I had a life coach once ask me about my peak experiences. Pondering the question, what came up for me was landing my first job out of college with a management consulting company and studying abroad while in business school. By asking me deeper questions on why I valued those experiences, my coach helped me to unpack my values. And my values represented my essence and what fulfilled me. I realized some of my top values were about freedom and creating possibilities. This felt aligned with who I was.
In fact, my parents escaped communist Vietnam with me in utero at 7 months. The journey at sea for 5 nights in a tiny fishing boat with 7 freedom seekers had a lasting impression. I’m the only one in my family now that gets seasick.
My dad made it his mission to stand for human rights, to be a voice for those without the freedom to have a voice in communist Vietnam. He hosted a radio talk show in our Northern California Vietnamese community, put sweat and tears in the campaign to name the San Jose community Little Saigon, and even ran for city council at one point.
I recall a Têt parade celebration where my sister and I drove a float as part of the parade. Most floats had beautiful flowers with beautiful ladies dressed in traditional áo dài (Vietnamese dresses). Instead, my sister and I drove a truck hauling a float my dad commissioned: bright red and yellow anti-communist missiles!
Freedom was a theme in my dad’s life. We had risked our lives for it. Yet not everyone found it. My uncle, Duong, perished in the South China Sea when their boat was attacked by Thai pirates who took advantage of the Vietnamese refugee boat people.
However, having grown up as a first-generation Vietnamese-American in California, I didn’t pay much attention to what it meant to have freedom.
I only knew freedom when I viscerally experienced its opposite, imprisoned by my own thoughts and anxiety.
I came to mindfulness practice after my dad had passed away in 2010. I was suffering from anxiety from his passing. I somehow intuitively knew that these practices would help me. So I enrolled in a Mindfulness-Based Stress Reduction (MBSR) program through my healthcare provider and the practices changed my life. I learned inner tools that helped me to feel freedom from anxiety and access emotions of sorrow and sadness that I had blocked.
I found freedom through an inner lens that I didn’t have access to previously. My anxious thoughts were a grand canyon groove in my brain. I wanted options to choose another path, to build a new river, a new neural pathway that could lead to freedom from stuck behavior and thought patterns.

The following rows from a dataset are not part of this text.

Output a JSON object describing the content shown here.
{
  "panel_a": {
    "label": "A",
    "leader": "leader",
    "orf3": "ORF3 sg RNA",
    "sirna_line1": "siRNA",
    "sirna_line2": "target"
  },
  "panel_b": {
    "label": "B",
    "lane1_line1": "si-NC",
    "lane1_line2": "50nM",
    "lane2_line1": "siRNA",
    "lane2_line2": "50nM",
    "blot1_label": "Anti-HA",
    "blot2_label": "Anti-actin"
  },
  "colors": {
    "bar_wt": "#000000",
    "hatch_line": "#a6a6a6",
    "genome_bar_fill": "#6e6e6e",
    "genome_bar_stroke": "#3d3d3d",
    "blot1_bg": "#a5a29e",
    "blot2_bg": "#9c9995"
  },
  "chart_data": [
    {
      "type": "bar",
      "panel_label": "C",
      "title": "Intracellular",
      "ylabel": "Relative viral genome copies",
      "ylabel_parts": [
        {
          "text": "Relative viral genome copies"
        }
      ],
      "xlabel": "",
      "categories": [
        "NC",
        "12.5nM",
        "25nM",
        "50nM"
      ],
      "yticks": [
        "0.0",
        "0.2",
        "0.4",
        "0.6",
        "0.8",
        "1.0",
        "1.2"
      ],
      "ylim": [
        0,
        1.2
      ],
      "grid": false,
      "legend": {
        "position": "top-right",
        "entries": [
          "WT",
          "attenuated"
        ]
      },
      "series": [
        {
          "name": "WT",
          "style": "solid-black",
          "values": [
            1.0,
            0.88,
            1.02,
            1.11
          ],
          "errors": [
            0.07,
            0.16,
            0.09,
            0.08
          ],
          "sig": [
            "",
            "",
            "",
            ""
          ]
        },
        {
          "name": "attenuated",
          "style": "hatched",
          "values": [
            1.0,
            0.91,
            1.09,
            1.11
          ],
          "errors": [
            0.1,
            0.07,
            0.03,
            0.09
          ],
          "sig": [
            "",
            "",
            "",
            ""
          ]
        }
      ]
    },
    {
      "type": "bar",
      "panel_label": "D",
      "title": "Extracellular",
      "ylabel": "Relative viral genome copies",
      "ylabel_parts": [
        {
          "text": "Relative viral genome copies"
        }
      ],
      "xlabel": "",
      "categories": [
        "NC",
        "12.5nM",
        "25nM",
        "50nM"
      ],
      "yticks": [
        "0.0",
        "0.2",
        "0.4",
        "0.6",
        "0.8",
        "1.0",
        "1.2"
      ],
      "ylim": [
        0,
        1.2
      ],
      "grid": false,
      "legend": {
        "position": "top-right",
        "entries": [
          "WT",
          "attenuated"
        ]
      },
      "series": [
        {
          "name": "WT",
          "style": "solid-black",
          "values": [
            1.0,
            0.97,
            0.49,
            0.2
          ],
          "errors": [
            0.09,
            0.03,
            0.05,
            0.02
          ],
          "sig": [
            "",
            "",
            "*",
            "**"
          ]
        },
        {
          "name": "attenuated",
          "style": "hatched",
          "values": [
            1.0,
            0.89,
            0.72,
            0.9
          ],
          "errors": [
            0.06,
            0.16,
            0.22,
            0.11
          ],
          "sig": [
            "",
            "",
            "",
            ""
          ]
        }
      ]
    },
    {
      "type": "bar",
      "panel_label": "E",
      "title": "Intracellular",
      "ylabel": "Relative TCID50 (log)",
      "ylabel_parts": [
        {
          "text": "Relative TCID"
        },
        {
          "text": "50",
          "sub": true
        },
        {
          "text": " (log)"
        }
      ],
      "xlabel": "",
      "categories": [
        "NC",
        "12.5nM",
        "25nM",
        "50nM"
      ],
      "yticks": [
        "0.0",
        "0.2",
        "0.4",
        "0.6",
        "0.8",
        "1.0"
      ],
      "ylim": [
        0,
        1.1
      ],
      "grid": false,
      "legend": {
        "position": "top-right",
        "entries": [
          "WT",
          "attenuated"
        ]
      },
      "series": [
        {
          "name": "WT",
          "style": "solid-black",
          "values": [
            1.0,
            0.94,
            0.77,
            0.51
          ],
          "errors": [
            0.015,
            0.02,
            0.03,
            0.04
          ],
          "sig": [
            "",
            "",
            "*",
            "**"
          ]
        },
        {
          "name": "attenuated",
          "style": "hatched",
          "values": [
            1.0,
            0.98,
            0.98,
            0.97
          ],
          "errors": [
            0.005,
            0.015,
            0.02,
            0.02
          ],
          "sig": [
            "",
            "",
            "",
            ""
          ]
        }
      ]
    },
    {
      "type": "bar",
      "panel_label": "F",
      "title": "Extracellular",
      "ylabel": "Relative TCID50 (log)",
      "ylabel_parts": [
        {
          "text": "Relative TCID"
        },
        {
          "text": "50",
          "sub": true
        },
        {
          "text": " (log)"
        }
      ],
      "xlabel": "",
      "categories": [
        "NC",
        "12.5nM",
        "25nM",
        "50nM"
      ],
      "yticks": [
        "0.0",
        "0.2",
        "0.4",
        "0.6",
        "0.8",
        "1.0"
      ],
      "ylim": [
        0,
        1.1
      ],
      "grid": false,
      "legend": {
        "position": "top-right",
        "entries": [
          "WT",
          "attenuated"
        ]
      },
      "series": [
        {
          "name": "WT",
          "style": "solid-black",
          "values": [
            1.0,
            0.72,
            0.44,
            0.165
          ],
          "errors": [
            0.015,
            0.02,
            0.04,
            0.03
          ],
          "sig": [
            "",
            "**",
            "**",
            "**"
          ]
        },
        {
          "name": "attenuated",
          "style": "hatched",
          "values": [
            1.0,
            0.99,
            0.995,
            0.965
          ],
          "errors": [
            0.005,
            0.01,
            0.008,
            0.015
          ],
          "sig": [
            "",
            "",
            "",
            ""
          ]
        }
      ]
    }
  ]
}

Through practices of observing and bringing attention to my breath and body sensations, I found a stillness and space from my barrage of thoughts. I learned to place my attention on my five senses, by listening to sounds, filling my awareness with scents and odors through my nose, feeling my feet on the ground, simply observing what I could visually see, or even filling my awareness with the taste in my mouth. Through these simple practices to focus my awareness, I found refuge in my senses that were part of my human experience. I had no idea bringing my attention to them would help lessen my stress.
I learned that I wasn’t just a head walking around, but I had a body! I wasn’t cut off from my neck down after all. I tuned into my body sensations and connected them to my feelings and emotions. I became more intimate with myself. I became more self-aware through viscerally feeling my body and experiences, and it gave me confidence. Confidence in knowing that I could handle anything that comes my way. I learned with self-compassion, to not block ‘negative’ emotions, and to allow, welcome, and acknowledge them. Embracing all parts of me has given me more freedom to be who I really am.
I’m in gratitude to my dad for planning our escape from those who wished to strip away our freedom for an ideology. And although his body and physical life was cut short at the young age of 60, his spirit of freedom lives on today. I feel my dad’s presence, helping me find inner freedom from my own conditioning and beliefs that although wanted to keep me safe, limited me from fully feeling how it feels to be alive and free. Through this precious practice, I found freedom within myself to be with things as they are and to trust in my path.